Setting aside that the film is about as visually appealing as a dried dog turd, and that the special effects are only special in the short bus sense of the word, there’s also the putrid script to take into account, which features maybe ten minutes worth of clunky, uninspired action, and spends the rest of its eighty-something minutes wasting our time with bad drama and unfunny attempts at quirky humor until it finally gets to its awkwardly staged, and not-even-remotely thrilling climax.
Is there anything at all that sets “Hisss” apart from other hokey creature features? There is, actually, in that it is, to my knowledge, the first and only movie to feature a snake-on-human sex scene. A little Hisss, Hisss, Bang, Bang, if you will. Leave it to the daughter of David Lynch to come up with that one… and also leave it to her to make even that boring.

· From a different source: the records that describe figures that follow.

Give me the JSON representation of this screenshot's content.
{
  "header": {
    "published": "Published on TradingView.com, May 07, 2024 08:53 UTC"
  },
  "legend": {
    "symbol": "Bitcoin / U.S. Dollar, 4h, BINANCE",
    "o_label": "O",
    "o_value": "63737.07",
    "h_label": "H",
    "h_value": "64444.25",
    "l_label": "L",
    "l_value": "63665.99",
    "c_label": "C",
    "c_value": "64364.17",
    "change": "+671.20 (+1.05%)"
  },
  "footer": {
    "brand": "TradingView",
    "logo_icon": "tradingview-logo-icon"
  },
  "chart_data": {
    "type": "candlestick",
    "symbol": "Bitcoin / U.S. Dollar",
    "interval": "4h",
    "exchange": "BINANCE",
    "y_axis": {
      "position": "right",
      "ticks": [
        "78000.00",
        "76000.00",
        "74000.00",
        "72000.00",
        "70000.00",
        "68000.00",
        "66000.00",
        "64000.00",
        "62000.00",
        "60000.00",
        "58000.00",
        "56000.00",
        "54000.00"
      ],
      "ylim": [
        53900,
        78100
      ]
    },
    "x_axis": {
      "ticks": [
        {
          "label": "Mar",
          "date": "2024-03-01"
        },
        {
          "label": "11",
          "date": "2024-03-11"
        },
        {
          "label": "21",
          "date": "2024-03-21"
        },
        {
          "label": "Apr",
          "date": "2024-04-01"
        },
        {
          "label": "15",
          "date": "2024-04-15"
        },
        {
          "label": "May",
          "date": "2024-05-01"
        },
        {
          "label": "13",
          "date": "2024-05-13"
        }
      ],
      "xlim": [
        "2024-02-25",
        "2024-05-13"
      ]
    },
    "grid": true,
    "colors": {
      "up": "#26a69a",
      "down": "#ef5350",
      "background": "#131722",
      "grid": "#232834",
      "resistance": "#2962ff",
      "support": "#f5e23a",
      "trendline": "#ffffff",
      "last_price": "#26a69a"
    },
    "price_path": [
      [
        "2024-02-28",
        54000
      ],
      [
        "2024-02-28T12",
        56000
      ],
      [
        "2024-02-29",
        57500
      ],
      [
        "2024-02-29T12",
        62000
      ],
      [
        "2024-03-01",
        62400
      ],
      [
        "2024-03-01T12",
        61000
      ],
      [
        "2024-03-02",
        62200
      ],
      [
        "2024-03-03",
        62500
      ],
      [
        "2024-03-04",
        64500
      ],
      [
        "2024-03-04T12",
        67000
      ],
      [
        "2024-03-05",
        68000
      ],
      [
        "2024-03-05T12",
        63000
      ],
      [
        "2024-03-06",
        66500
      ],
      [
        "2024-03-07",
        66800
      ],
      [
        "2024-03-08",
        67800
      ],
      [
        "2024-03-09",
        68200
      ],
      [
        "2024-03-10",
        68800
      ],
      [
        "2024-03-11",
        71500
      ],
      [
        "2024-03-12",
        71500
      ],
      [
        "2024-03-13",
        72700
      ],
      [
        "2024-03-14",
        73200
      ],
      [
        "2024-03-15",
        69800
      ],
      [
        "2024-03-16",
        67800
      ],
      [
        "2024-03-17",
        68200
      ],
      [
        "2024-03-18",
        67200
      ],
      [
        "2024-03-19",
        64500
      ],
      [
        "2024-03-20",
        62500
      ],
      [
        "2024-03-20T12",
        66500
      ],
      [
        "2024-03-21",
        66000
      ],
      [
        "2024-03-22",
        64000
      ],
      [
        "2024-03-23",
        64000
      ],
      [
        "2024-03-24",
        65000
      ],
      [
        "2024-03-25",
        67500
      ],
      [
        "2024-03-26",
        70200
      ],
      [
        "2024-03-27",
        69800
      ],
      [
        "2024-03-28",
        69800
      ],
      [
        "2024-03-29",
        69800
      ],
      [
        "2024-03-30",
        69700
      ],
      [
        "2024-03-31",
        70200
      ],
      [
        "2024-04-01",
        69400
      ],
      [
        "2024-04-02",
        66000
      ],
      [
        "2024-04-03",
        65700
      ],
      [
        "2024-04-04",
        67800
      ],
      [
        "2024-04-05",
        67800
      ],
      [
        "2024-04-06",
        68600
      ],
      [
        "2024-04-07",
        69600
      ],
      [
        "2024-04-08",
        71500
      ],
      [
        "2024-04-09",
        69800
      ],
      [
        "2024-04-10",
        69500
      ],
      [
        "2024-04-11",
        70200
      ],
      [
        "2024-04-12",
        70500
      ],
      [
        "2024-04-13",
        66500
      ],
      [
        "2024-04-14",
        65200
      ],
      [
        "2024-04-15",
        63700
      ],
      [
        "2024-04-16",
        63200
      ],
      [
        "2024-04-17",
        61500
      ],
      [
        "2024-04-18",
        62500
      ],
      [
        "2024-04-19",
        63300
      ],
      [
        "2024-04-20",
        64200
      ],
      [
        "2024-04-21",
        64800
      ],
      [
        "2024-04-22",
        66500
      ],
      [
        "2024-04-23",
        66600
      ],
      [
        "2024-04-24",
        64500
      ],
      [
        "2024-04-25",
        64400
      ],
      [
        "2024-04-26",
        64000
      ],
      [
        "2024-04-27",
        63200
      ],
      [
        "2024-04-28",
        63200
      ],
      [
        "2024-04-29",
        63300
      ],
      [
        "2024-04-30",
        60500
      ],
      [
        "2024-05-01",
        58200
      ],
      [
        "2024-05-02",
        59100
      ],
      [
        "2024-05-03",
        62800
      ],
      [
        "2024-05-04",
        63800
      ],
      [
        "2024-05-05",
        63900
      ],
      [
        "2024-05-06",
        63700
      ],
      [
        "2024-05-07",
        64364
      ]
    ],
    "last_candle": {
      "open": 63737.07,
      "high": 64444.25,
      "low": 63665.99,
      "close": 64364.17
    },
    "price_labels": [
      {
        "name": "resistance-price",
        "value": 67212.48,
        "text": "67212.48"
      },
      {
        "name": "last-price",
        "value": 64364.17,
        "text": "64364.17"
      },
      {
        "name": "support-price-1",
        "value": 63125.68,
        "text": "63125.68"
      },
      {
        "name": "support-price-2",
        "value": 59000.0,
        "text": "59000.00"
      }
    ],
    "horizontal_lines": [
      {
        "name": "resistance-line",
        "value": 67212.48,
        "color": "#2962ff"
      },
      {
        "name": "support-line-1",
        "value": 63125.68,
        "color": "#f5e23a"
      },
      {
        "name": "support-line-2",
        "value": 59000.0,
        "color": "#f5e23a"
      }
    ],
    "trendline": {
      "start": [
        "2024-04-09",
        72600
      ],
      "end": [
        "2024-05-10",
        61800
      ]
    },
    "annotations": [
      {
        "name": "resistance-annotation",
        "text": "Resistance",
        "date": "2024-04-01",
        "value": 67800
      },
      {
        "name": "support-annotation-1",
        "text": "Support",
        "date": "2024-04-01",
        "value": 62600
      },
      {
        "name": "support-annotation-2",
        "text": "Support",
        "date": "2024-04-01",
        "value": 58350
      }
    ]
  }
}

As for the acting, Sherawatt isn’t half bad, considering she doesn’t have a single line of dialogue in the film. But, given the quality of the dialogue, that probably worked in her favor. She’s required to look sexy and dangerous, and she pulls off both. Khan, who plays the police inspector, you may remember from “Slumdog Millionaire”, in which he played… a police inspector. Way to cast against type there, Jennifer! Anyway, he does okay, but he was better in “Slumdog”.
As the evil American George States (wow, really Jenn, really?), Jeff Doucette is over-the-top and cringingly terrible, but I blame that more on the writing than him. In a well written script, he would have been a good man forced to do bad things out of desperation. But, that would have required a little more thought than Lynch was willing to put into it, so instead he’s just a one note mustache twirler who is all dastardly and villainous… just because he is
Is there anything positive that can be said about “Hisss”? Well, the snake-woman makeup effects by Robert Kurtzman are pretty impressive, I’ll give it that. Unfortunately, that very faint praise is all the praise I have, because bottom line, “Hisss” is pisss poor. It truly sucksss asss, and while it was apparently taken away from Ms. Lynch and re-cut by others, it still bears her name, and I can’t see how a good film could ever be made from the footage I saw, so she is still to blame for it being the piece of ssshit that it is.
However, if you do feel inexplicably compelled to see “Hisss”, it is currently available on Netflix Instant Play. But seriously, why would you, when there are so many more productive things for you to do with your time… like pulling the wings off a fly, or checking your lawn for severed ears, or about a million other things.